SyntaxError: (unicode error) 'unicodeescape' codec can't decode bytes in position 2129-2130: truncated \uXXXX escape

The docstring itself can be seen on: Github. Prefixing the docstring with r (telling python a raw string is desired) fixes the problem. I am wary of embedding the escape character in the docstring itself, as it may interfere with doxygen generation. Does anyone have thoughts or preferences?
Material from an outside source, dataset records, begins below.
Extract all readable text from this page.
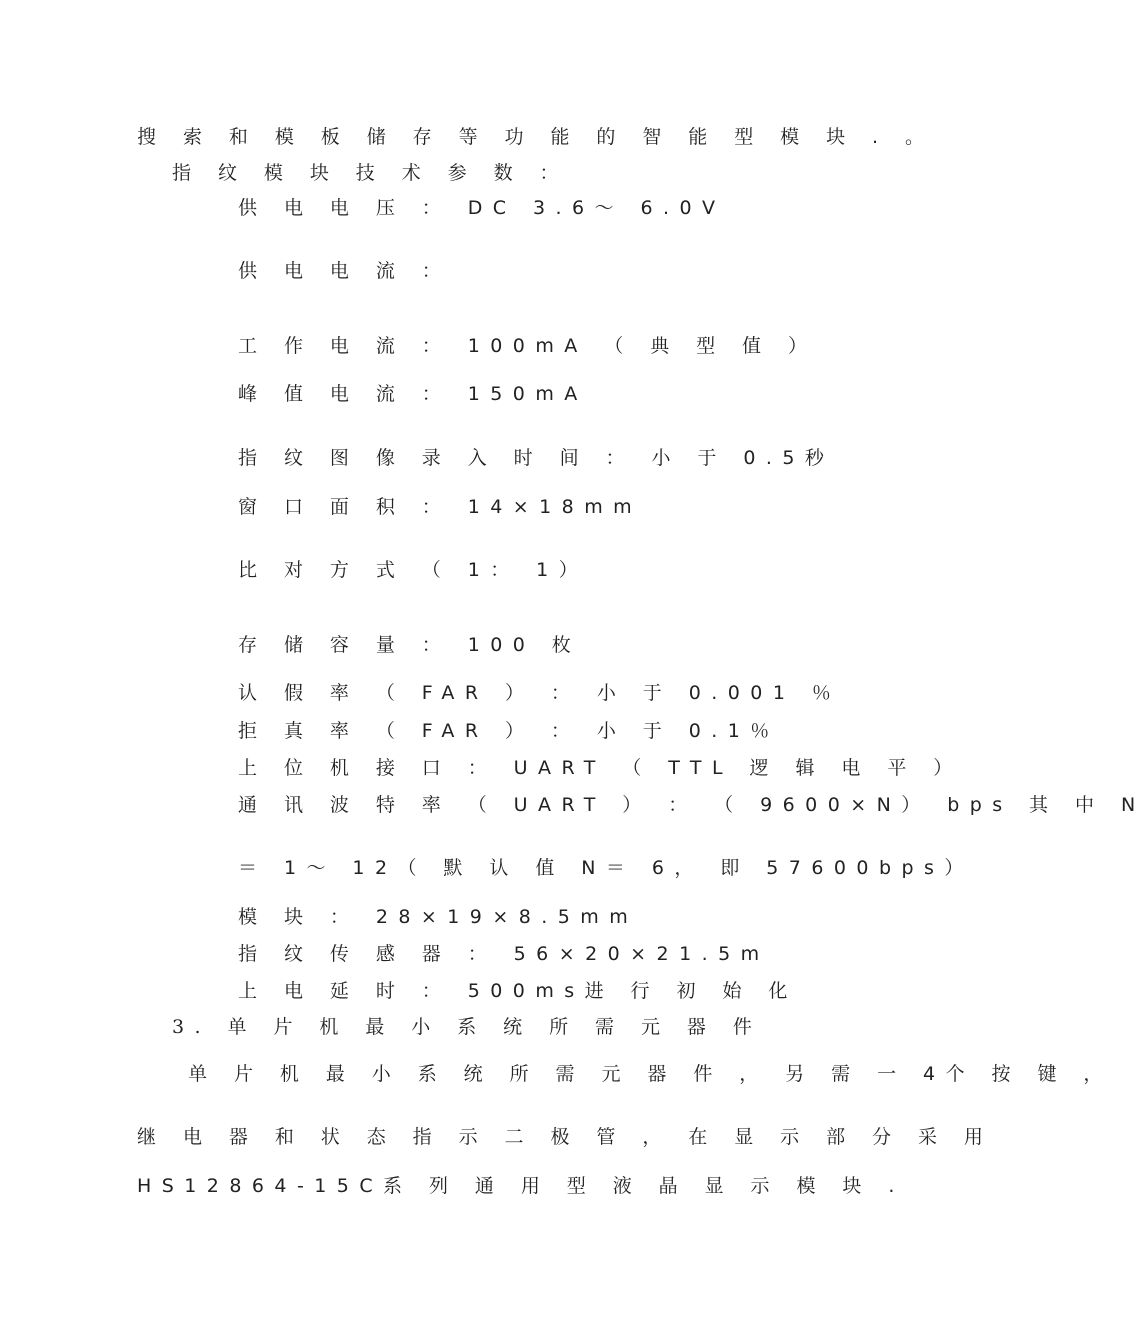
搜 索 和 模 板 储 存 等 功 能 的 智 能 型 模 块 . 。
指 纹 模 块 技 术 参 数 ：
供 电 电 压 ： DC 3.6～ 6.0V
供 电 电 流 ：
工 作 电 流 ： 100mA （ 典 型 值 ）
峰 值 电 流 ： 150mA
指 纹 图 像 录 入 时 间 ： 小 于 0.5秒
窗 口 面 积 ： 14×18mm
比 对 方 式 （ 1： 1）
存 储 容 量 ： 100 枚
认 假 率 （ FAR ） ： 小 于 0.001 ％
拒 真 率 （ FAR ） ： 小 于 0.1％
上 位 机 接 口 ： UART （ TTL 逻 辑 电 平 ）
通 讯 波 特 率 （ UART ） ： （ 9600×N） bps 其 中 N
＝ 1～ 12（ 默 认 值 N＝ 6， 即 57600bps）
模 块 ： 28×19×8.5mm
指 纹 传 感 器 ： 56×20×21.5m
上 电 延 时 ： 500ms进 行 初 始 化
3. 单 片 机 最 小 系 统 所 需 元 器 件
单 片 机 最 小 系 统 所 需 元 器 件 ， 另 需 一 4个 按 键 ，
继 电 器 和 状 态 指 示 二 极 管 ， 在 显 示 部 分 采 用
HS12864-15C系 列 通 用 型 液 晶 显 示 模 块 .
Specifically it’s the \util line in the string. That, obviously, isn’t allowed in a python 3 strings.

>>> type("\until")
  File "<stdin>", line 1
SyntaxError: (unicode error) 'unicodeescape' codec can't decode bytes in position 0-1: truncated \uXXXX escape

It looks like r"" might be the only option until we implement RFC-214.

>>> r"\until"
'\\until'

I looked at what PEP 257 recommends and they say this:

For consistency, always use “”“triple double quotes”"" around docstrings. Use r""“raw triple double quotes”"" if you use any backslashes in your docstrings. For Unicode docstrings, use u""“Unicode triple-quoted strings”"" .

So it seems that using raw strings for the current generation of doxygen-marked-up docstrings is the way to go. Numpydoc won’t have this issue (maybe for latex math in docstrings, but I don’t recall ever doing anything special in those cases).

That is what I figured, but I wanted to get other input before I just did it.

I’m fairly surprised this hasn’t come up before. We use \until liberally in doxygen, so this will come up again.

Why not just use @util instead of \util and so on for all doxygen commands?

Was that an intentional change in spelling? Is \until actually identical to @until?

+1

I tend to prefer “@” over “” in Doxygen universally (even in C++) for similar reasons - almost everything tries to interpret “”, but only Doxygen (of the things we run on our source files) pays attention to “@”.

Python 2, as is its wont, is far more relaxed about unicode in general so just silently ignores any unicode issues in strings. Python 3 cares deeply about unicode so complains.